Das parametrisch gestaltete Wavehouse in Heidelberg (2023) steht für Gestaltungsfreiheit, komplexe Geometrien, Überhänge und eine 54 m lange Gebäudehülle, die vor Ort mit Trockenmörtel hergestellt wurde. Dagegen standen Regionalität und Skalierbarkeit im Fokus beim Mehrfamilienhaus in Bezannes/Frankreich (2025). Hier wurden tragende Wände aus normgerechtem Beton gedruckt, gepaart mit einer Vorsatzschale für einen effizienten Dämmprozess.
Soll eine herkömmliche Optik mit runden Formen kombiniert werden, so zeigt das Projekt in Witzighausen (2024): Aus Trockenbeton gedruckte Wände dienen als verlorene Schalung, versehen mit einem Wärmedämmverbundsystem. Darauf aufbauend lassen sich geradlinige Strukturen als Vollwand drucken – ohne Hohlräume für Dämmung oder Ortbetonkern. So umgesetzt beispielsweise in einem gedruckten Wassertank in Polen (2024) oder beim Mehrfamilienhaus in Illertissen (2025). Letzteres wurde nicht mit einem Portalsystem, sondern mit einem mobilen Drucksystem umgesetzt.

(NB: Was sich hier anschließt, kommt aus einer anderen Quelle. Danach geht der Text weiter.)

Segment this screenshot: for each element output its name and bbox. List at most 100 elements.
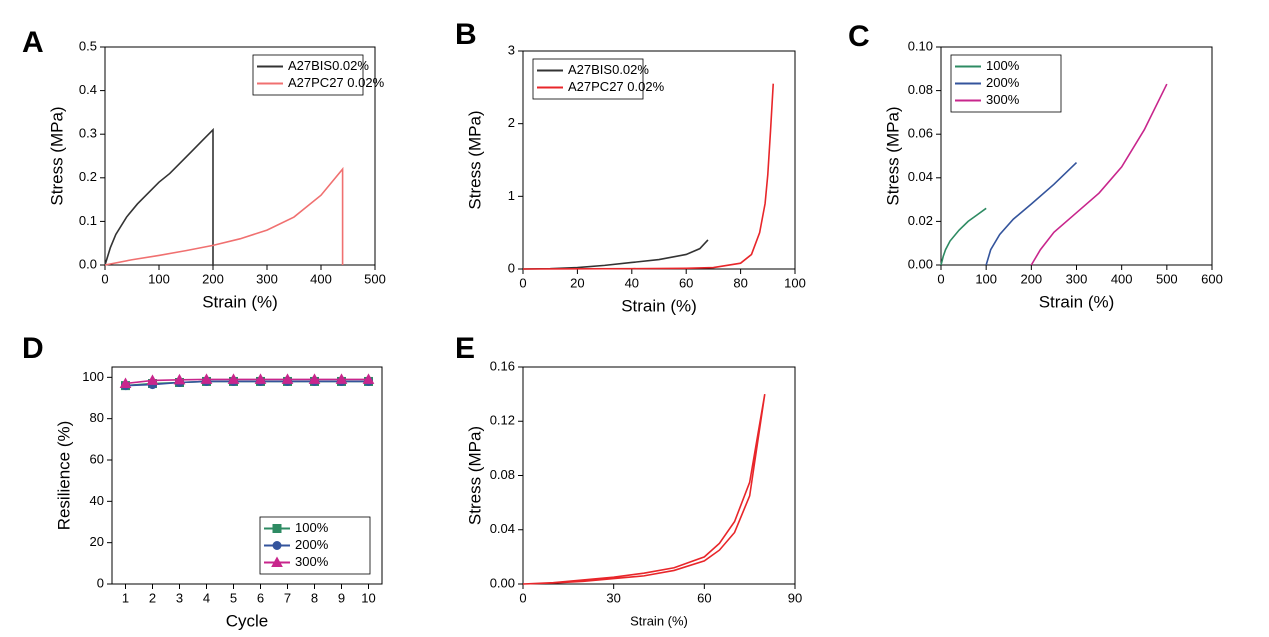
x-axis-label: Strain (%) <box>202 292 278 311</box>
x-tick-label: 60 <box>679 275 693 290</box>
legend-box <box>252 54 364 96</box>
legend-label: 100% <box>295 520 329 535</box>
y-tick-label: 0.3 <box>79 126 97 141</box>
series-line <box>985 161 1078 266</box>
y-tick-label: 0.00 <box>908 256 933 271</box>
legend-label: A27PC27 0.02% <box>288 75 385 90</box>
series-line <box>1030 83 1168 266</box>
panel: C 0 100 200 300 400 500 600 0.00 0.02 0.04 0.06 0.08… <box>848 20 1223 312</box>
legend-label: 300% <box>986 92 1020 107</box>
x-tick-label: 100 <box>148 271 170 286</box>
series-line <box>125 380 369 387</box>
x-tick-label: 6 <box>257 590 264 605</box>
y-tick-label: 2 <box>508 115 515 130</box>
marker <box>362 373 375 384</box>
x-tick-label: 500 <box>364 271 386 286</box>
y-tick-label: 1 <box>508 188 515 203</box>
y-tick-label: 0.4 <box>79 82 97 97</box>
y-tick-label: 100 <box>82 369 104 384</box>
marker <box>272 524 282 533</box>
legend-label: A27BIS0.02% <box>568 62 649 77</box>
x-tick-label: 0 <box>519 275 526 290</box>
y-tick-label: 80 <box>90 410 104 425</box>
x-tick-label: 7 <box>284 590 291 605</box>
legend-label: 200% <box>986 75 1020 90</box>
series-line <box>125 378 369 385</box>
marker <box>272 541 282 550</box>
y-axis-label: Stress (MPa) <box>465 110 484 209</box>
panel-label: E <box>455 332 475 365</box>
x-tick-label: 30 <box>606 590 620 605</box>
panel: B 0 20 40 60 80 100 0 1 2 3 Strain (%) Stress (MPa) A… <box>455 18 806 316</box>
legend-label: A27BIS0.02% <box>288 58 369 73</box>
y-axis-label: Stress (MPa) <box>465 426 484 525</box>
series-line <box>940 207 987 266</box>
y-axis-label: Resilience (%) <box>54 421 73 531</box>
y-tick-label: 0 <box>97 575 104 590</box>
x-tick-label: 0 <box>937 271 944 286</box>
y-tick-label: 0.00 <box>490 575 515 590</box>
x-tick-label: 100 <box>784 275 806 290</box>
legend-label: A27PC27 0.02% <box>568 79 665 94</box>
marker <box>173 373 186 385</box>
x-tick-label: 80 <box>733 275 747 290</box>
series-line <box>522 239 709 270</box>
series-line <box>522 393 766 585</box>
x-tick-label: 4 <box>203 590 210 605</box>
x-tick-label: 2 <box>149 590 156 605</box>
legend-label: 100% <box>986 58 1020 73</box>
marker <box>281 373 294 384</box>
marker <box>146 374 159 385</box>
x-axis-label: Cycle <box>226 611 269 630</box>
panel-label: C <box>848 20 870 53</box>
panel-label: D <box>22 332 44 365</box>
series-line <box>104 127 214 266</box>
panel: E 0 30 60 90 0.00 0.04 0.08 0.12 0.16 Strain (%) St… <box>455 332 802 629</box>
y-tick-label: 0 <box>508 260 515 275</box>
x-tick-label: 200 <box>1020 271 1042 286</box>
x-tick-label: 100 <box>975 271 997 286</box>
panel: A 0 100 200 300 400 500 0.0 0.1 0.2 0.3 0.4 0.5 Strai… <box>22 26 386 312</box>
x-tick-label: 9 <box>338 590 345 605</box>
x-tick-label: 5 <box>230 590 237 605</box>
marker <box>200 373 213 384</box>
legend-label: 200% <box>295 537 329 552</box>
y-tick-label: 60 <box>90 451 104 466</box>
y-tick-label: 0.08 <box>490 467 515 482</box>
y-tick-label: 0.0 <box>79 256 97 271</box>
y-tick-label: 0.12 <box>490 413 515 428</box>
x-tick-label: 300 <box>256 271 278 286</box>
plot-frame <box>104 46 376 266</box>
marker <box>227 373 240 384</box>
y-tick-label: 0.04 <box>490 521 515 536</box>
x-axis-label: Strain (%) <box>1039 292 1115 311</box>
x-tick-label: 10 <box>361 590 375 605</box>
legend-label: 300% <box>295 554 329 569</box>
panel-label: B <box>455 18 477 51</box>
panel: D1 2 3 4 5 6 7 8 9 10020406080100CycleResilience … <box>22 332 383 630</box>
x-tick-label: 0 <box>101 271 108 286</box>
x-tick-label: 40 <box>625 275 639 290</box>
x-axis-label: Strain (%) <box>630 613 688 628</box>
plot-frame <box>522 366 796 585</box>
y-tick-label: 3 <box>508 42 515 57</box>
x-tick-label: 3 <box>176 590 183 605</box>
y-tick-label: 0.02 <box>908 213 933 228</box>
x-tick-label: 0 <box>519 590 526 605</box>
y-tick-label: 20 <box>90 534 104 549</box>
series-line <box>522 83 775 270</box>
y-tick-label: 0.5 <box>79 38 97 53</box>
marker <box>254 373 267 384</box>
y-tick-label: 0.06 <box>908 126 933 141</box>
x-tick-label: 400 <box>1111 271 1133 286</box>
x-tick-label: 20 <box>570 275 584 290</box>
x-axis-label: Strain (%) <box>621 296 697 315</box>
marker <box>271 556 283 567</box>
y-axis-label: Stress (MPa) <box>883 106 902 205</box>
plot-frame <box>111 366 383 585</box>
x-tick-label: 600 <box>1201 271 1223 286</box>
x-tick-label: 1 <box>122 590 129 605</box>
x-tick-label: 8 <box>311 590 318 605</box>
x-tick-label: 200 <box>202 271 224 286</box>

Insgesamt ist also keine der Varianten grundsätzlich überlegen. Entscheidend für schnellere und günstigere Projekte gegenüber konventionellen Bauweisen ist die projektspezifisch passende Kombination aus System, Material, Verfahren und Bauablauf. Deshalb haben wir optimierte Gebäudekonzepte entwickelt, wie das Dreihaus oder den Ready2print-Katalog, die wiederkehrende Prinzipien für Planung und Ausführung bündeln und bis zu 10 % niedrigere Baukosten und 30 % schnellere Ausführungen ermöglichen. In Heidelberg (2025) wird Dreihaus erstmals dreimal direkt nebeneinander seriell gedruckt – und zeigt, dass „no one size fits all“ auch skalierbar gedacht werden kann.